En definitiva, la legalización de la eutanasia encierra una falta de solidaridad con el que sufre, como dice Sambrizzi: “Perdida la piedad por la muerte, la eutanasia invoca la muerte por piedad. Pero lo real y verdadero es que la eutanasia consiste en un acto de falsa piedad hacia el que sufre, puesto que la verdadera solidaridad –en la cual se halla comprendida la piedad, como un valor ínsito a la misma– consiste en prestarle asistencia a ese ser, en lugar de eliminarlo. La eutanasia no puede ser considerada como una actitud piadosa, sino exactamente lo contrario; la verdadera piedad y compasión no es la que quita la vida, sino la que la cuida hasta que sobreviene su final natural; la verdadera compasión hace solidarios con el dolor de los demás, en lugar de eliminar a la persona cuyo dolor no se puede soportar”[5].

En síntesis, tanto por la inexistencia de un derecho a morir, como por la contradicción que significa la exaltación de una autonomía absolutizada con las políticas de prevención del suicidio, creo que no existen fundamentos jurídicos que ofrezcan justificación a las iniciativas de legalización de la eutanasia y el suicidio asistido.

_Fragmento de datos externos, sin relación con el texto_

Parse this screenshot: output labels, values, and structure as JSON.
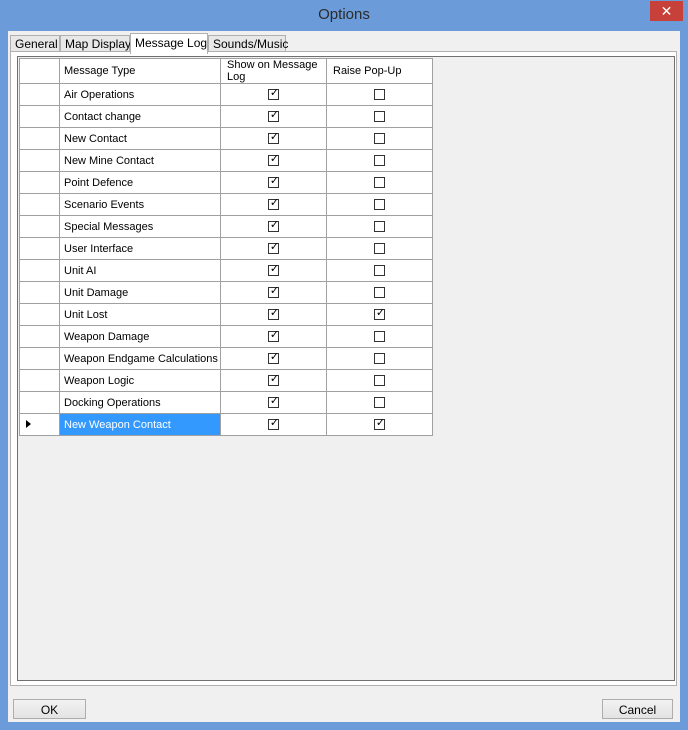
{
  "window": {
    "title": "Options",
    "close_glyph": "✕"
  },
  "tabs": [
    {
      "label": "General",
      "active": false
    },
    {
      "label": "Map Display",
      "active": false
    },
    {
      "label": "Message Log",
      "active": true
    },
    {
      "label": "Sounds/Music",
      "active": false
    }
  ],
  "grid": {
    "columns": {
      "type": "Message Type",
      "show": "Show on Message Log",
      "raise": "Raise Pop-Up"
    },
    "rows": [
      {
        "type": "Air Operations",
        "show": true,
        "raise": false
      },
      {
        "type": "Contact change",
        "show": true,
        "raise": false
      },
      {
        "type": "New Contact",
        "show": true,
        "raise": false
      },
      {
        "type": "New Mine Contact",
        "show": true,
        "raise": false
      },
      {
        "type": "Point Defence",
        "show": true,
        "raise": false
      },
      {
        "type": "Scenario Events",
        "show": true,
        "raise": false
      },
      {
        "type": "Special Messages",
        "show": true,
        "raise": false
      },
      {
        "type": "User Interface",
        "show": true,
        "raise": false
      },
      {
        "type": "Unit AI",
        "show": true,
        "raise": false
      },
      {
        "type": "Unit Damage",
        "show": true,
        "raise": false
      },
      {
        "type": "Unit Lost",
        "show": true,
        "raise": true
      },
      {
        "type": "Weapon Damage",
        "show": true,
        "raise": false
      },
      {
        "type": "Weapon Endgame Calculations",
        "show": true,
        "raise": false
      },
      {
        "type": "Weapon Logic",
        "show": true,
        "raise": false
      },
      {
        "type": "Docking Operations",
        "show": true,
        "raise": false
      },
      {
        "type": "New Weapon Contact",
        "show": true,
        "raise": true,
        "selected": true
      }
    ]
  },
  "buttons": {
    "ok": "OK",
    "cancel": "Cancel"
  },
  "colors": {
    "titlebar": "#6b9bd8",
    "close": "#c7413a",
    "selection": "#3399ff"
  }
}
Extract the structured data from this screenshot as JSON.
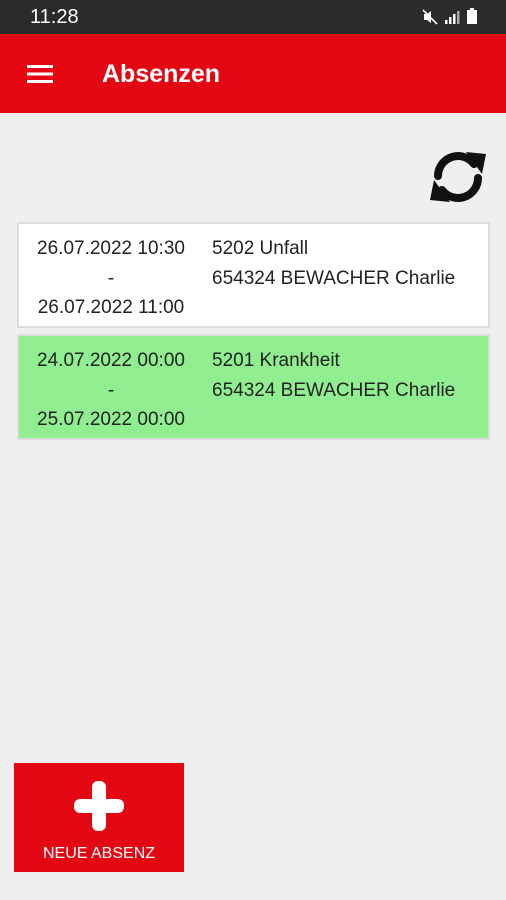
{
  "status": {
    "time": "11:28"
  },
  "appbar": {
    "title": "Absenzen"
  },
  "icons": {
    "menu": "hamburger-icon",
    "refresh": "refresh-icon",
    "add": "plus-icon",
    "mute": "mute-icon",
    "signal": "signal-icon",
    "battery": "battery-icon"
  },
  "absences": [
    {
      "start": "26.07.2022 10:30",
      "separator": "-",
      "end": "26.07.2022 11:00",
      "type": "5202 Unfall",
      "person": "654324 BEWACHER Charlie",
      "bg": "#ffffff"
    },
    {
      "start": "24.07.2022 00:00",
      "separator": "-",
      "end": "25.07.2022 00:00",
      "type": "5201 Krankheit",
      "person": "654324 BEWACHER Charlie",
      "bg": "#90ee90"
    }
  ],
  "new_button": {
    "label": "NEUE ABSENZ"
  },
  "colors": {
    "primary": "#e30613",
    "highlight": "#90ee90"
  }
}
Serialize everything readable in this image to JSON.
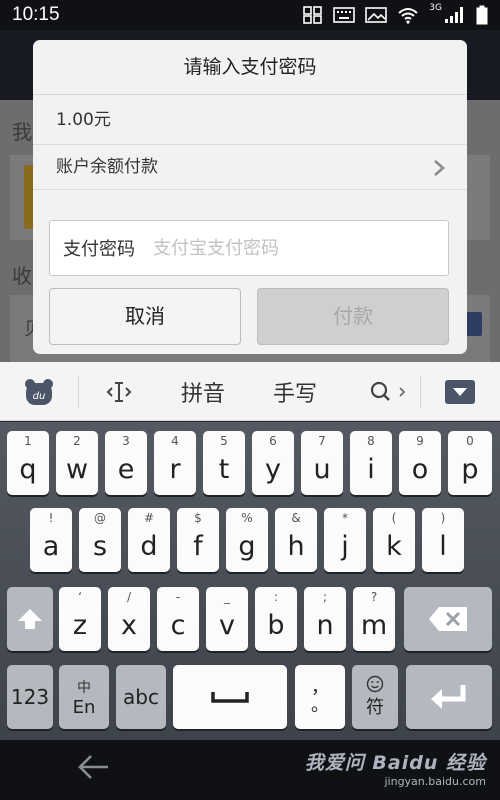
{
  "status_bar": {
    "time": "10:15",
    "network_type": "3G",
    "icons": [
      "grid-icon",
      "keyboard-icon",
      "image-icon",
      "wifi-icon",
      "signal-icon",
      "battery-icon"
    ]
  },
  "background_app": {
    "partial_text_1": "我",
    "partial_text_2": "收",
    "partial_text_3": "贝"
  },
  "dialog": {
    "title": "请输入支付密码",
    "amount": "1.00元",
    "payment_method": "账户余额付款",
    "password_label": "支付密码",
    "password_placeholder": "支付宝支付密码",
    "password_value": "",
    "cancel_label": "取消",
    "pay_label": "付款"
  },
  "keyboard_toolbar": {
    "pinyin": "拼音",
    "handwriting": "手写"
  },
  "keyboard": {
    "row1": [
      {
        "hint": "1",
        "ch": "q"
      },
      {
        "hint": "2",
        "ch": "w"
      },
      {
        "hint": "3",
        "ch": "e"
      },
      {
        "hint": "4",
        "ch": "r"
      },
      {
        "hint": "5",
        "ch": "t"
      },
      {
        "hint": "6",
        "ch": "y"
      },
      {
        "hint": "7",
        "ch": "u"
      },
      {
        "hint": "8",
        "ch": "i"
      },
      {
        "hint": "9",
        "ch": "o"
      },
      {
        "hint": "0",
        "ch": "p"
      }
    ],
    "row2": [
      {
        "hint": "!",
        "ch": "a"
      },
      {
        "hint": "@",
        "ch": "s"
      },
      {
        "hint": "#",
        "ch": "d"
      },
      {
        "hint": "$",
        "ch": "f"
      },
      {
        "hint": "%",
        "ch": "g"
      },
      {
        "hint": "&",
        "ch": "h"
      },
      {
        "hint": "*",
        "ch": "j"
      },
      {
        "hint": "(",
        "ch": "k"
      },
      {
        "hint": ")",
        "ch": "l"
      }
    ],
    "row3": [
      {
        "hint": "‘",
        "ch": "z"
      },
      {
        "hint": "/",
        "ch": "x"
      },
      {
        "hint": "-",
        "ch": "c"
      },
      {
        "hint": "_",
        "ch": "v"
      },
      {
        "hint": ":",
        "ch": "b"
      },
      {
        "hint": ";",
        "ch": "n"
      },
      {
        "hint": "?",
        "ch": "m"
      }
    ],
    "num_key": "123",
    "lang_key_top": "中",
    "lang_key_bottom": "En",
    "abc_key": "abc",
    "comma_top": "，",
    "period": "。",
    "symbol_key": "符"
  },
  "watermark": {
    "main": "我爱问 Baidu 经验",
    "sub": "jingyan.baidu.com"
  }
}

Informe de Jorge Nicolás Lafferriere.

Nota: esta nota forma parte del informe “Análisis de los proyectos de legalización de la eutanasia y el suicidio asistido” publicado el 22 de agosto de 2022, disponible en: https://centrodebioetica.org/analisis-de-los-proyectos-de-legalizacion-de-la-eutanasia-y-el-suicidio-asistido-en-argentina/


[1] https://www.argentina.gob.ar/salud/mental-y-adicciones/suicidio y https://www.argentina.gob.ar/salud/mental-y-adicciones/recomendaciones-a%20medios-suicidio

[2] https://www.argentina.gob.ar/salud/mental-y-adicciones/recomendaciones-a%20medios-suicidio

[3] Sambrizzi, E. (2005). Derecho y eutanasia, Buenos Aires, La Ley, p. 301.

[4] KNMG, “The role of the physician in the voluntary termination of life”, June 2011 (traducción propia).

[5] Sambrizzi, E. A. (2022). “Un Proyecto de ley que admite la eutanasia activa”. Prudentia Iuris, N. 93, p. 275.